IS428 AY2019-20T2 Assign GUO LINGXING
Problem and Motivation
SMU Libraries conduct a comprehensive survey in which faculty, students and staff have the opportunity to rate various aspects of SMU library's services. The survey provides SMU libraries with input to help enhance existing services and to anticipate emerging needs of SMU faculty, students and staff. However, despite all the efforts in developing the surveys, the past reports were too primitive and difficult to gather high-level insights. Hence a more interactive dashboard visualisation is needed to help the management to understand how well the library has been serving the SMU community.
We will be using visual analytics approach to reveal the level of services provided by SMU libraries as perceived by:
- the undergraduate students,
- the postgraduate students,
- the faculty,
- the staff.
Dataset Analysis & Transformation Process
This section will elaborate on the dataset analysis and transformation process for each dataset in order to prepare the data for import and analysis on interactive visualization. There's one excel file provided which contains 2 sheets:
- Sheet1: SMU
- Sheet2: Legend
SMU sheet contains all the data that were recorded in 2018. Legend Sheet contains all the legends for all the values in each column in the SMU sheet.
Generally, we can breakdown the dataset into 2 broad categories, Respondent Characteristic categories, Question categories. For Respondent Characteristic we have:
- Campus
- StudyArea
- Position
- Response ID
For Question categories, we can further break it down into 4 different categories:
- Importance and Performance Question, which consists of 4 categories (5 for performance):
- Communication
- Service Delivery
- Facilities and Equipment
- Information Resources
- Overall Satisfaction (Only applicable to performance)
- Frequency of the Library Resource Usage Question, which contains questions that query the respondents the number of usage/access towards library resources.
- Is the service applicable to the surveyee (NA) Question, which questions the respondents if the services in importance/performance are applicable to them.
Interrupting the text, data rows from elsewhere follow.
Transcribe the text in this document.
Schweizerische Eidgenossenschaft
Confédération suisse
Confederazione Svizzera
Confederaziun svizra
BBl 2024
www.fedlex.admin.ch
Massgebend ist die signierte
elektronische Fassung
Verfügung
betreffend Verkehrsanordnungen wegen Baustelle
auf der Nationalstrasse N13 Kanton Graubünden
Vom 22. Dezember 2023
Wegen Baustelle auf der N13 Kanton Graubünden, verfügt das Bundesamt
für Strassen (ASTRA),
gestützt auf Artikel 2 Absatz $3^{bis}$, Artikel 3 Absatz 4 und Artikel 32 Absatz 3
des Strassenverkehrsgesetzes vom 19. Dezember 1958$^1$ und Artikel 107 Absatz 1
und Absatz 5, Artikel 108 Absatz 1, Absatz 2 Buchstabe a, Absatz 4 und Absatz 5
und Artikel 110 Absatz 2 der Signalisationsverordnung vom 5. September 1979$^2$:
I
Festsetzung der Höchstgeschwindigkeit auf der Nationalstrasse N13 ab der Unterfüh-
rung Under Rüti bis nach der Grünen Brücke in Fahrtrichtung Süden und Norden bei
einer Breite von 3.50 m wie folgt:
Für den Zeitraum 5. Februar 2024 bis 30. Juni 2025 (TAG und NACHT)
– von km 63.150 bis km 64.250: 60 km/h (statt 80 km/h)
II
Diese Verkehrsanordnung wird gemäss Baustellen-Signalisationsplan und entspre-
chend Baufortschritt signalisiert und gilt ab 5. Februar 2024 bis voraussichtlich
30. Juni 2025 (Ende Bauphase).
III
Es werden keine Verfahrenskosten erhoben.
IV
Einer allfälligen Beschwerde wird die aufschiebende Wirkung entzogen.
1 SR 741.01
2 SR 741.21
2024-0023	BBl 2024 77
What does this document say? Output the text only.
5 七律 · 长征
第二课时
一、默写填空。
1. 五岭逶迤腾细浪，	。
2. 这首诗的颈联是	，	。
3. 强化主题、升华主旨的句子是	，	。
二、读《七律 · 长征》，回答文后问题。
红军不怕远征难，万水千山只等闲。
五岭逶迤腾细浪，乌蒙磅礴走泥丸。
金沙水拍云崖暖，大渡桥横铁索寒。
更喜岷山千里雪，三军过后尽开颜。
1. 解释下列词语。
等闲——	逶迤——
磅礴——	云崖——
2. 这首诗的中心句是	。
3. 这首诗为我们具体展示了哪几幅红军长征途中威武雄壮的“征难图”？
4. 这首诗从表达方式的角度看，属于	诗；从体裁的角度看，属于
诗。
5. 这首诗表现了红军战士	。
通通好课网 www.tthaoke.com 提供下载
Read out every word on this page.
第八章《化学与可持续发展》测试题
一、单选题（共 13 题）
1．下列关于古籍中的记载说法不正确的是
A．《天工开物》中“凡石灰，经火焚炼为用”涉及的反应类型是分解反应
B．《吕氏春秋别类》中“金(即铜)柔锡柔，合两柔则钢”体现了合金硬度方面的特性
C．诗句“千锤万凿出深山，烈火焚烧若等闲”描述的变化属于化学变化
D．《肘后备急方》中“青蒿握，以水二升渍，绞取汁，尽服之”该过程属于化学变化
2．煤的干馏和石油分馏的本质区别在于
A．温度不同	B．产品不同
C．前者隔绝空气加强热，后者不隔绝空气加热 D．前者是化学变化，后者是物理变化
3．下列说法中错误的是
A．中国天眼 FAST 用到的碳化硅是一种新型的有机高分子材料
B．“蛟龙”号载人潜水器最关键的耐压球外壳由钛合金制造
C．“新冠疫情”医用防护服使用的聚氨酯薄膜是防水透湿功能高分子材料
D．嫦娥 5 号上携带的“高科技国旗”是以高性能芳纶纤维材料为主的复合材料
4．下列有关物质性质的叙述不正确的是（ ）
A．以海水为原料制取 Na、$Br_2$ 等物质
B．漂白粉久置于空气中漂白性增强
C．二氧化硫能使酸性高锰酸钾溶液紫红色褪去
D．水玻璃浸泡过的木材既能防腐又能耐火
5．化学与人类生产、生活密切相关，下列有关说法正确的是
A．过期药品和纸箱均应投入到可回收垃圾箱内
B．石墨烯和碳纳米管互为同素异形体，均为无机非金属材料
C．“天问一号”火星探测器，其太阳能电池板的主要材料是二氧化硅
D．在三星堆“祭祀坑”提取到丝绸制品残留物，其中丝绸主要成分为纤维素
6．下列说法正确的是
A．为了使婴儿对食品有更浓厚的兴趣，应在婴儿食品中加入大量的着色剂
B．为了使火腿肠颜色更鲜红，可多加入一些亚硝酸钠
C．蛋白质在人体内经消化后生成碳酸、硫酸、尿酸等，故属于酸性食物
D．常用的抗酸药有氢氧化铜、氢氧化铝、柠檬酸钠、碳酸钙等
- Net Promoter Score (NPS) Question
Fixing the "Fat and short" Data table problem
The datasheet (SMU) is challenging to interpret for both human eyes and machine to process. Therefore, we need to preprocess and massage the data before we design and visual.
Issue: Dataset is "fat and short", in other words, not machine friendly. As the raw data have not been processed the two broad categories, respondent characteristics and question category, are not properly segregated and this will confuse the analytics tools. Therefore, the records are difficult for the machine to process and for us to form proper visuals. Hence we need to slim it down to "tall and long" so that we can do proper calculations which tableau.
Solution: Pivot and Pivot. Since we need certain fields to help us to identify our records, we will not touch the respondent characteristics fields and keep it as it is for now. However, we need to do some processing with the question categories using Tableau Prep Builder.
- Upload the data into Tableau Prep Builder, remove fields that we will not be working on.
- Pivot the columns that belong to the 4 question categories we have identified earlier.
- We will pivot the fields that fall under Importance and Performance (inclusive of p27).
- Create a new step in tableau prep for the remaining question categories, except NPS question as it only has a single field. (Single fields are not required to pivot.)
- Save the flow and output the processed result and the data will be ready for tableau!